The primary source of carbon/CO2 is outgassing from the Earth's interior at midocean ridges, hotspot volcanoes, and subduction-related volcanic arcs. Much of the CO2 released at subduction zones is derived from the metamorphism of carbonate rocks subducting with the ocean crust. Much of the overall outgassing CO2, expecially as midocean ridges and hotpot volcanoes, was stored in the mantle when the Earth formed. Some of the outgassed carbon remains as CO2 in the atmosphere, some is dissolved in the oceans, some carbon is held as biomass in living or dead and decaying organisms, and some is bound in carbonate rocks. Carbon is removed into long term storage by burial of sedimentary strata, especially coal and black shales that store organic carbon from undecayed biomass and carbonate rocks like limestone (calcium carbonate).

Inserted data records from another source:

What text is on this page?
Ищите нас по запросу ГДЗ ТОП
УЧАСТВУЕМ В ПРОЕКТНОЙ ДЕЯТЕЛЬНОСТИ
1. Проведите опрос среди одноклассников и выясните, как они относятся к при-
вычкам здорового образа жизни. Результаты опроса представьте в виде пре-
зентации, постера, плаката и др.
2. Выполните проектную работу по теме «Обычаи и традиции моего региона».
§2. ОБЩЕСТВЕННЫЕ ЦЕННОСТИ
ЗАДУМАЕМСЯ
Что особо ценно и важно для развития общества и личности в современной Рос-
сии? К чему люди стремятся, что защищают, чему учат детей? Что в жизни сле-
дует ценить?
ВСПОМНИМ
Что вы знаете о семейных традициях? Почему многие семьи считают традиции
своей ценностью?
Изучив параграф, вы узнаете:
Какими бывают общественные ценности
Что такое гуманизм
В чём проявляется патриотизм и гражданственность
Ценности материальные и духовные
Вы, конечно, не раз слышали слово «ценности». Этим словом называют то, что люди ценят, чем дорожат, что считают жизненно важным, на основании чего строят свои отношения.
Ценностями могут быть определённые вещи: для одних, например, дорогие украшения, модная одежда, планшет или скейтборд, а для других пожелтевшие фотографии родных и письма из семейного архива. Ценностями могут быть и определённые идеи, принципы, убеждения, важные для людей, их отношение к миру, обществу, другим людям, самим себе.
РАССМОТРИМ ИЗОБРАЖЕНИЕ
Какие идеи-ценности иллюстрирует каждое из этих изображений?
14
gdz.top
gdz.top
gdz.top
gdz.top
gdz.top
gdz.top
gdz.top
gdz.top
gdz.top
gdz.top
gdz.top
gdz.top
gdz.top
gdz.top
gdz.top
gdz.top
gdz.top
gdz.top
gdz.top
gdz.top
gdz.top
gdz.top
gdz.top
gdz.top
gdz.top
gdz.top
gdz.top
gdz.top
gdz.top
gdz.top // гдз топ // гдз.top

How much is tied up in carbonate rocks?  I believe that I have read that there is 40x more CO2 in carbonate rocks than in the atmosphere.  If that seems unlikely, think of all the limestone visible on the surface, under the ocean where it is being subducted, as well as chalk, also a carbonate.  From Cal State Los Angeles:

Limestone, a sedimentary rock which contains silica, and composed largely of the mineral calcite. It is also 10% of the total volume of all sedimentary rocks, and many marine organisms live on it. Limestone, CaCO2, is a type of sedimentary rock making up 10% of all sedimentary rocks on earth.

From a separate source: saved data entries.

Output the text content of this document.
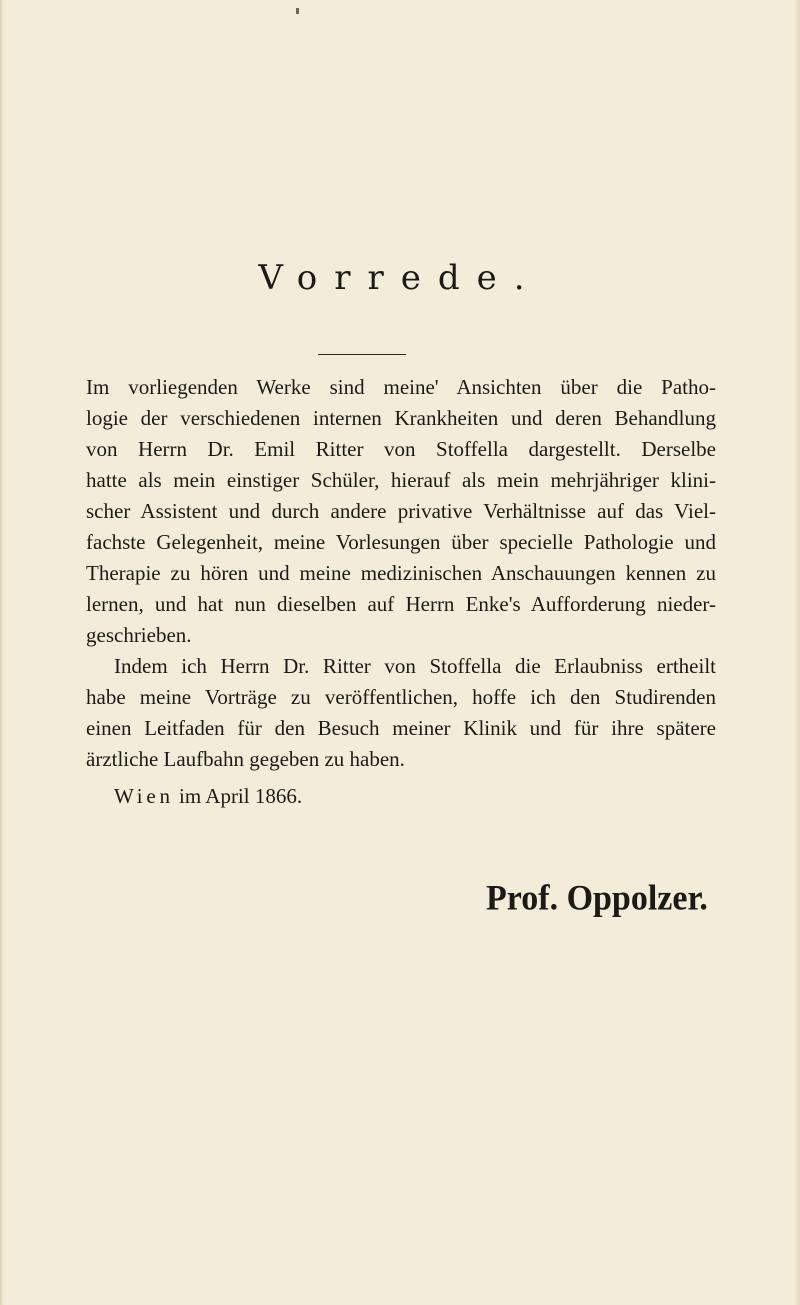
Vorrede.
Im vorliegenden Werke sind meine' Ansichten über die Patho-
logie der verschiedenen internen Krankheiten und deren Behandlung
von Herrn Dr. Emil Ritter von Stoffella dargestellt. Derselbe
hatte als mein einstiger Schüler, hierauf als mein mehrjähriger klini-
scher Assistent und durch andere privative Verhältnisse auf das Viel-
fachste Gelegenheit, meine Vorlesungen über specielle Pathologie und
Therapie zu hören und meine medizinischen Anschauungen kennen zu
lernen, und hat nun dieselben auf Herrn Enke's Aufforderung nieder-
geschrieben.
Indem ich Herrn Dr. Ritter von Stoffella die Erlaubniss ertheilt
habe meine Vorträge zu veröffentlichen, hoffe ich den Studirenden
einen Leitfaden für den Besuch meiner Klinik und für ihre spätere
ärztliche Laufbahn gegeben zu haben.
Wien im April 1866.
Prof. Oppolzer.
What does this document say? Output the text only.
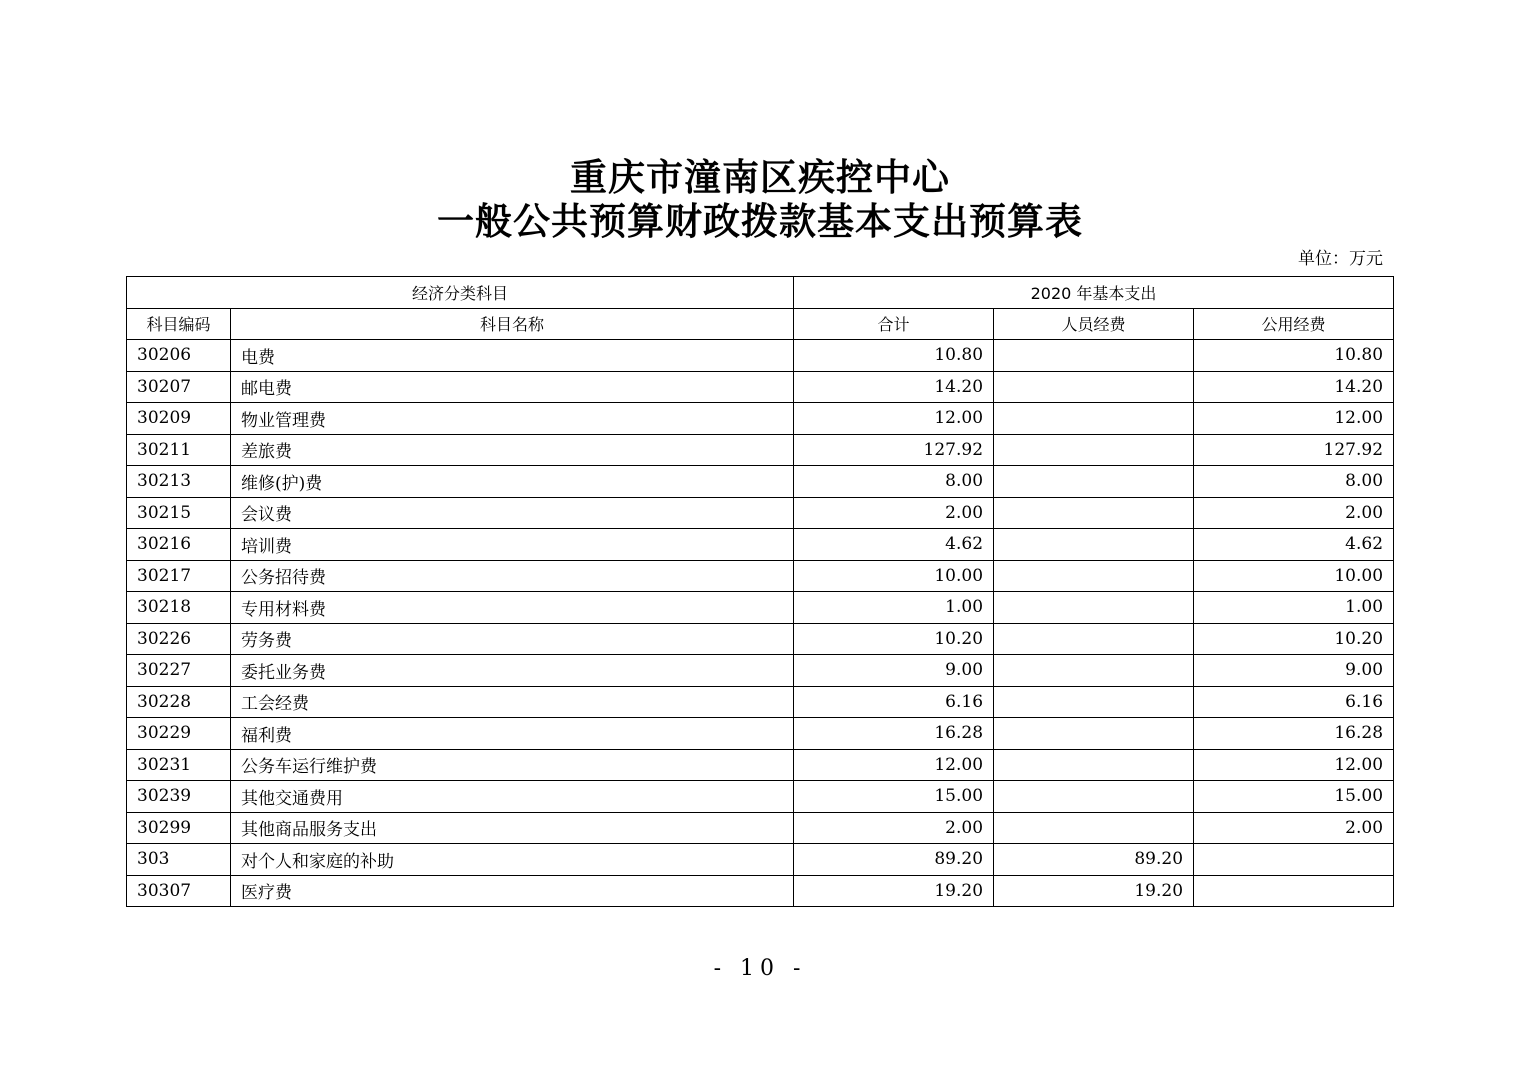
重庆市潼南区疾控中心
一般公共预算财政拨款基本支出预算表
单位：万元
经济分类科目		2020 年基本支出		
科目编码	科目名称	合计	人员经费	公用经费
30206	电费	10.80		10.80
30207	邮电费	14.20		14.20
30209	物业管理费	12.00		12.00
30211	差旅费	127.92		127.92
30213	维修(护)费	8.00		8.00
30215	会议费	2.00		2.00
30216	培训费	4.62		4.62
30217	公务招待费	10.00		10.00
30218	专用材料费	1.00		1.00
30226	劳务费	10.20		10.20
30227	委托业务费	9.00		9.00
30228	工会经费	6.16		6.16
30229	福利费	16.28		16.28
30231	公务车运行维护费	12.00		12.00
30239	其他交通费用	15.00		15.00
30299	其他商品服务支出	2.00		2.00
303	对个人和家庭的补助	89.20	89.20	
30307	医疗费	19.20	19.20	
- 10 -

 CO2 is also dissolved in seawater, a lot of it:

Of the three places where carbon is stored—atmosphere, oceans, and land biosphere—approximately 93 percent of the CO 2 is found in the oceans. The atmosphere, at about 750 petagrams of carbon (a petagram [Pg] is 10 15 grams), has the smallest amount of carbon.

Again, from Columbia:
If CO2 concentration increases in the atmosphere because of an increased rate of outgassing, global temperature will rise. Rising temperature and more dissolved CO2 will lead to increased weathering of crustal rocks as a result of faster reaction rates (temperature effect) and greater acidity. Enhanced weathering will use up the excess CO2 thereby cooling the climate.

 So rising temperatures warms up seawater and:

Solubility of a gas in water tends to decrease with increasing temperature, and solubility of a gas in an organic solvent tends to increase with increasing temperature.

So temperatures rise, CO2 comes out of the oceans and ends up in the atmosphere.  A warming world will have more CO2 in the atmosphere, but rising temperatures is likely the cause not the result.